Anne Brontë’s authobiographical novel Agnes Grey makes an appearance in several of my novels. It is the story of the miserable life of a governess in 1840s Britain. Although Anne’s sister Charlotte wrote about a more famous governess of the time–Jane Eyre (about whom I’ll have plenty to say when it’s her turn)–and was also a governess, my understanding is that Agnes Grey is far closer to the reality. (I learned this from my friend Jessica DeMarco-Jacobson.) It was, as I say, largely autobiographical and its horrible characters are drawn from horrible characters in real life.

When Elizabeth Geherty makes her desperate visit to Róisín when she walks away from everything, Miss Campbell is reading–one of her few friends was Deidre O’Sullivan, a governess originally from Dublin, who was met on the fateful day of the first gig accident that brought our heroine to the attention of Dr. Doyle and who explained, as was explained in Agnes Grey, “that her position was lonely and awkward, being neither staff nor family”–when Elizabeth makes her desperate visit. In A Maid’s Life, it is what Margaret is discussing while a teacher when she is interrupted with her own life-altering news (David Schmidt being the Columbia grad who taught her to become a teacher):
I was tired after a day of discussing Agnes Grey in my class at Miss Fenton’s. It was a popular choice among the middle-class students in its portrayal of wealthy English families and how they treated (or mistreated) the governess and how the spoiled, selfish children were described. David Schmidt suggested I use it.
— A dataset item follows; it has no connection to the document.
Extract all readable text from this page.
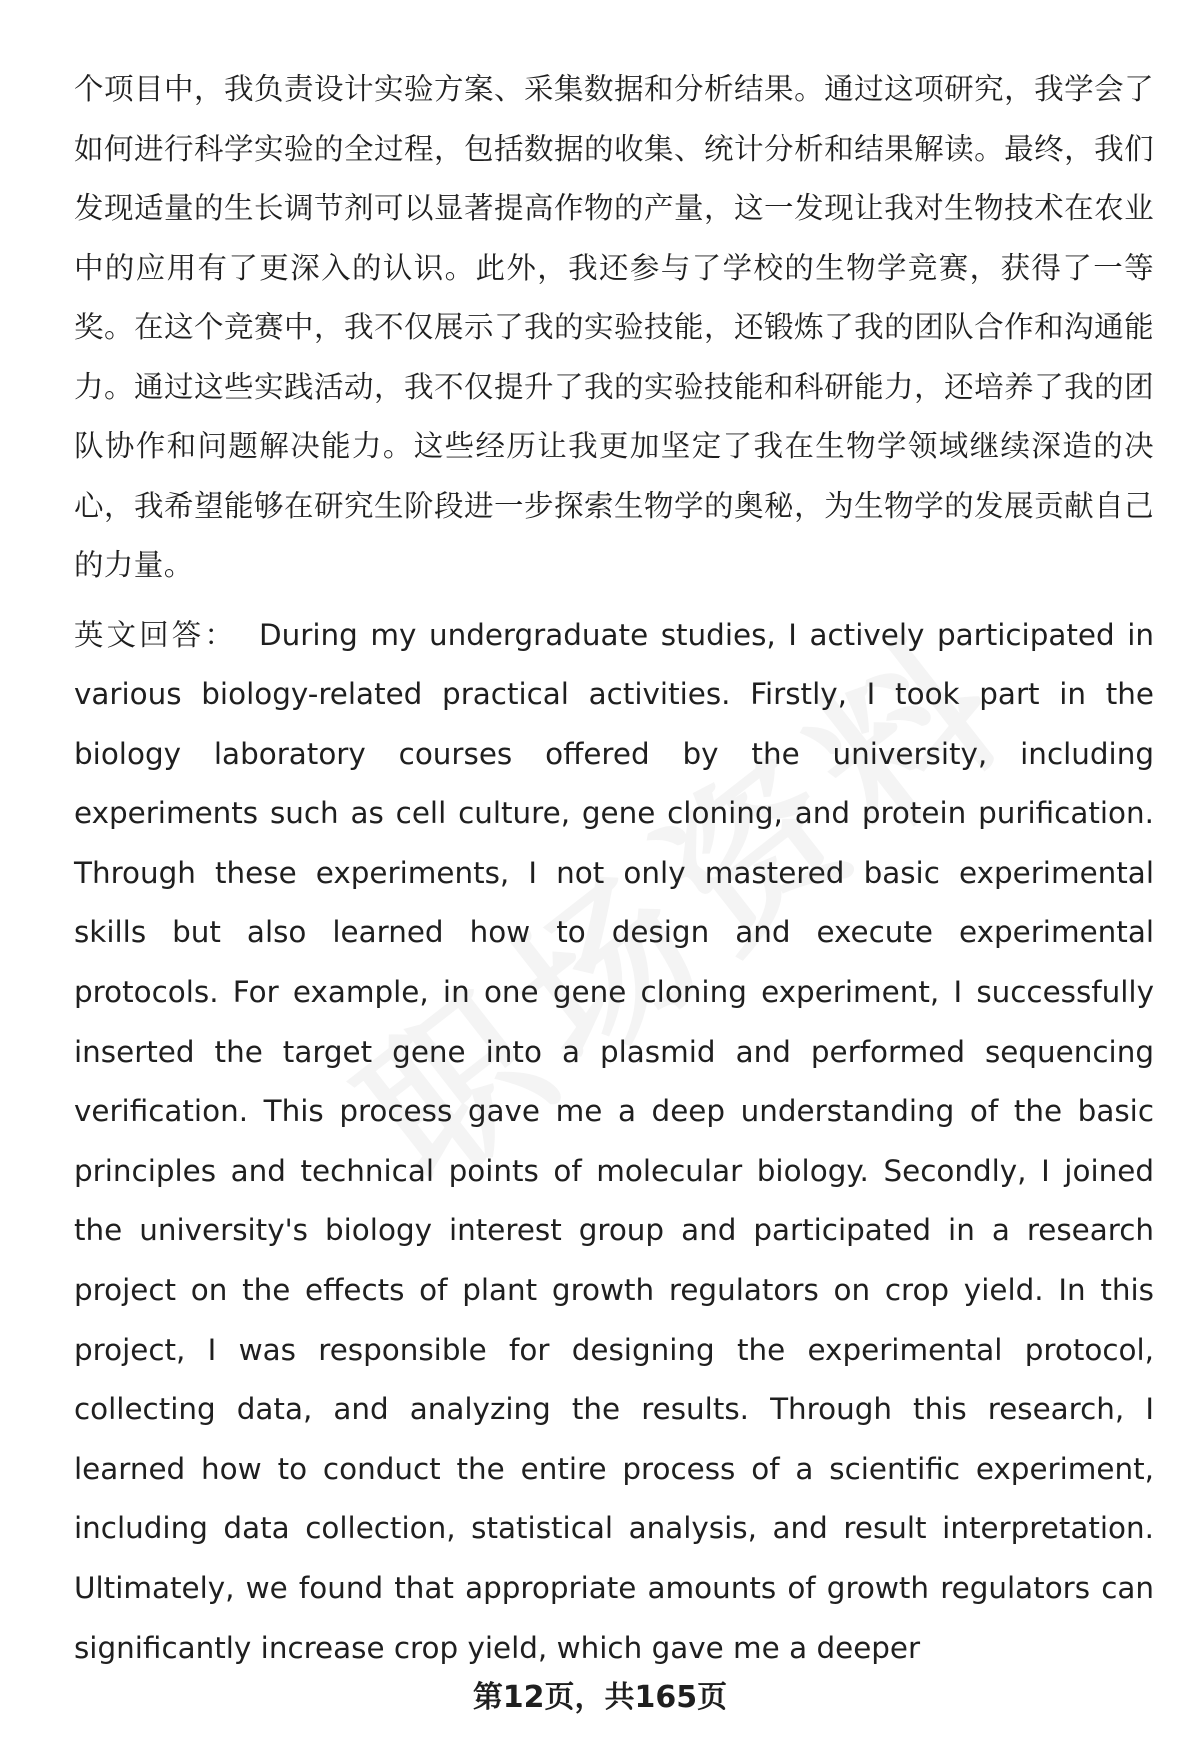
个项目中，我负责设计实验方案、采集数据和分析结果。通过这项研究，我学会了如何进行科学实验的全过程，包括数据的收集、统计分析和结果解读。最终，我们发现适量的生长调节剂可以显著提高作物的产量，这一发现让我对生物技术在农业中的应用有了更深入的认识。此外，我还参与了学校的生物学竞赛，获得了一等奖。在这个竞赛中，我不仅展示了我的实验技能，还锻炼了我的团队合作和沟通能力。通过这些实践活动，我不仅提升了我的实验技能和科研能力，还培养了我的团队协作和问题解决能力。这些经历让我更加坚定了我在生物学领域继续深造的决心，我希望能够在研究生阶段进一步探索生物学的奥秘，为生物学的发展贡献自己的力量。

英文回答： During my undergraduate studies, I actively participated in various biology-related practical activities. Firstly, I took part in the biology laboratory courses offered by the university, including experiments such as cell culture, gene cloning, and protein purification. Through these experiments, I not only mastered basic experimental skills but also learned how to design and execute experimental protocols. For example, in one gene cloning experiment, I successfully inserted the target gene into a plasmid and performed sequencing verification. This process gave me a deep understanding of the basic principles and technical points of molecular biology. Secondly, I joined the university's biology interest group and participated in a research project on the effects of plant growth regulators on crop yield. In this project, I was responsible for designing the experimental protocol, collecting data, and analyzing the results. Through this research, I learned how to conduct the entire process of a scientific experiment, including data collection, statistical analysis, and result interpretation. Ultimately, we found that appropriate amounts of growth regulators can significantly increase crop yield, which gave me a deeper

第12页，共165页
Getting the cover for this 1847 underrated novel was important and again I elected to go outside the proper time. The portrait is from the Art Institute of Chicago and is by a 22 year-old young Henri de Toulouse-Lautrec. It is a portrait of Jeanne Wenz and was painted in 1886.
There was something about the subject, with her steely look at cowlicks sticking out on a plain wooden chair that struck me as having the seething intelligence of Miss Grey. )I’ll note the disproportionate number subjects with red or auburn hair in paintings from this and other periods.) From the Art Institute:
Henri de Toulouse-Lautrec painted this portrait when he was only 22 years old and still an art student. He used subtle coloring with accents of pink and green and showed his subject, Jeanne Wenz, in full profile, a compositional device often found in Renaissance portraiture. Wenz was the mistress of Frederic Wenz, Toulouse-Lautrec’s fellow student at the painter Fernand Cormon’s studio. She was also the friend of Suzanne Valadon, an artist in her own right and a frequent sitter for Toulouse-Lautrec.